Combined microneedling and platelet-rich plasma for atrophic acne scars: a systematic review, meta-analysis and trial sequential analysis
摘要
Atrophic acne scars remain a challenging concern. Microneedling and platelet-rich plasma (PRP) have demonstrated promising results. However, evidence supporting their combined use is limited. This study aims to compare the effectiveness of combined microneedling and platelet-rich plasma (PRP) therapy with microneedling or PRP monotherapy for the treatment of atrophic acne scars. A systematic search of electronic databases was conducted to identify relevant studies published up to July 2025. Primary outcomes included changes in the Goodman and Baron’s quantitative score, proportions of patients achieving good or excellent response, and patient satisfaction. Meta-analysis was performed using R version 3.4.3. Trial Sequential Analysis (TSA) was applied to assess the conclusiveness of statistically significant outcomes. Seventeen studies with 1111 participants were included. Combined microneedling and PRP therapy resulted in significantly greater improvement in acne scars compared to microneedling alone (MD = − 2.91; 95% CI: − 4.16 to − 1.65; p < 0.01; I² = 43.5%).

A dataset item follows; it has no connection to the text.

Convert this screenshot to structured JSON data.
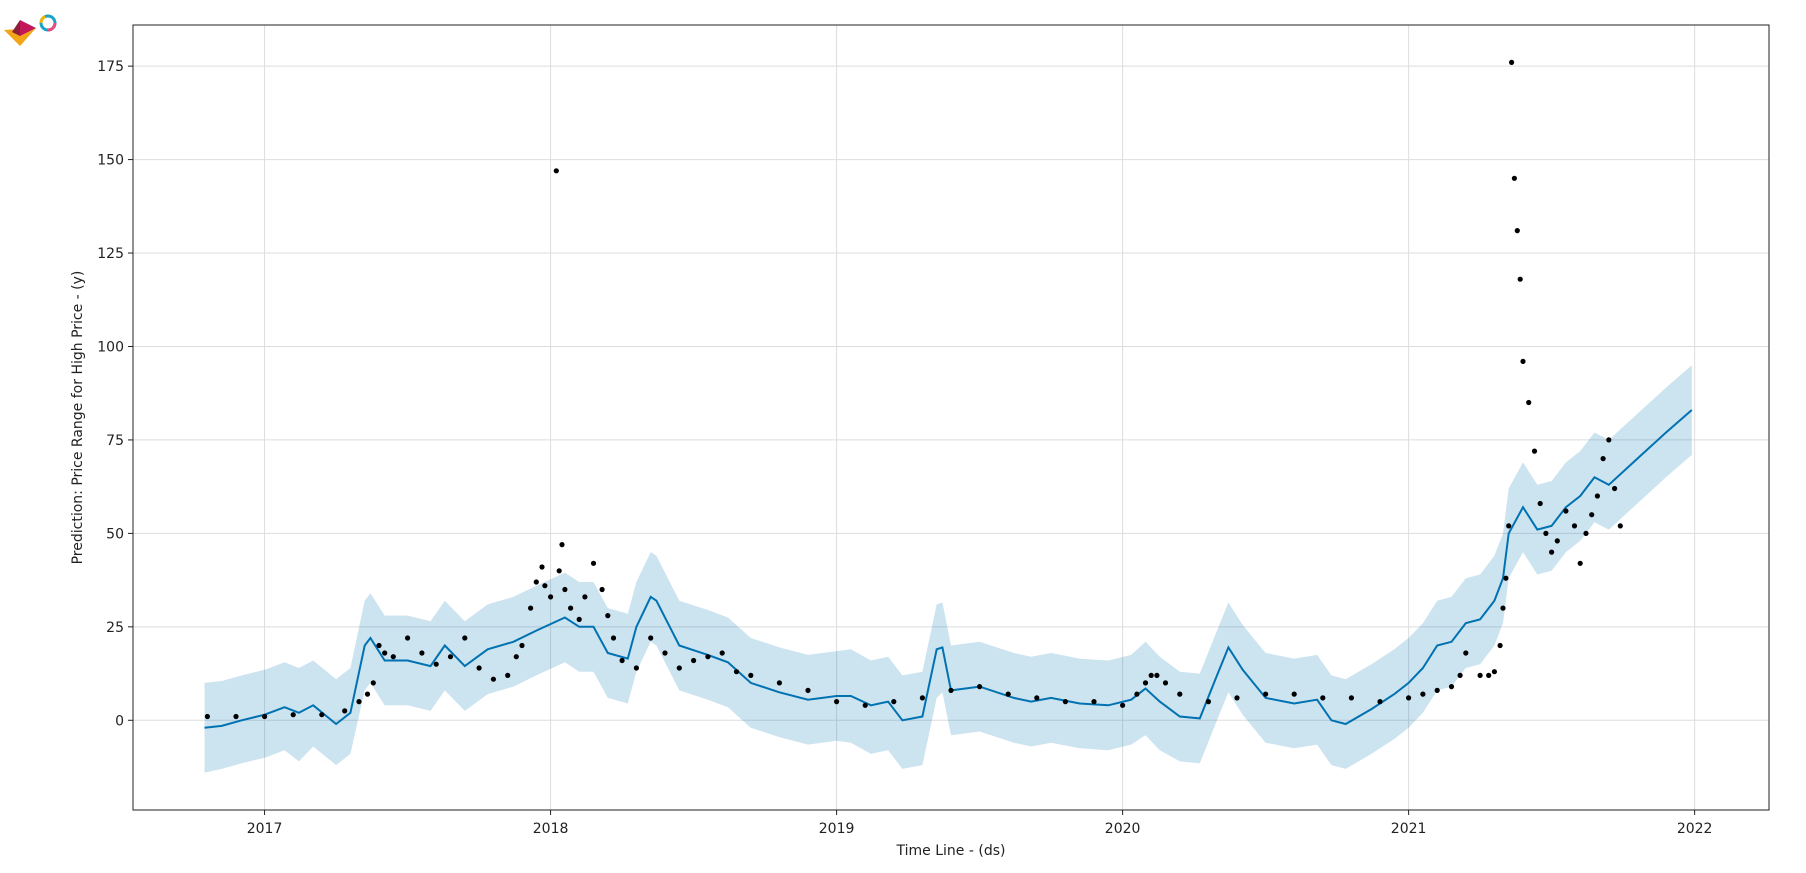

The odds of achieving excellent outcomes (> 2-grade improvement) were higher with combination therapy (RR = 3.05; 95% CI: 1.68–5.51; p < 0.01). Similarly, combination therapy was associated with greater odds of achieving > 75% improvement (MD = 2.39; 95% CI: 1.25–4.59; p < 0.01; I² = 0%); with TSA confirming that the required information size was reached. For > 50% improvement, the effect remained significant (RR = 2.01; 95% CI: 1.16–3.48; p = 0.01), although the accumulated sample size was insufficient. Adverse events including erythema, edema, pain, and hyperpigmentation were comparable between groups, with no significant differences. In conclusion, combined microneedling and PRP therapy provides clinically meaningful improvement in atrophic acne scars compared with monotherapy, without additional safety concerns. However, standardized treatment protocols and larger, well-designed randomized controlled trails with longer follow-up are required to strengthen the current evidence.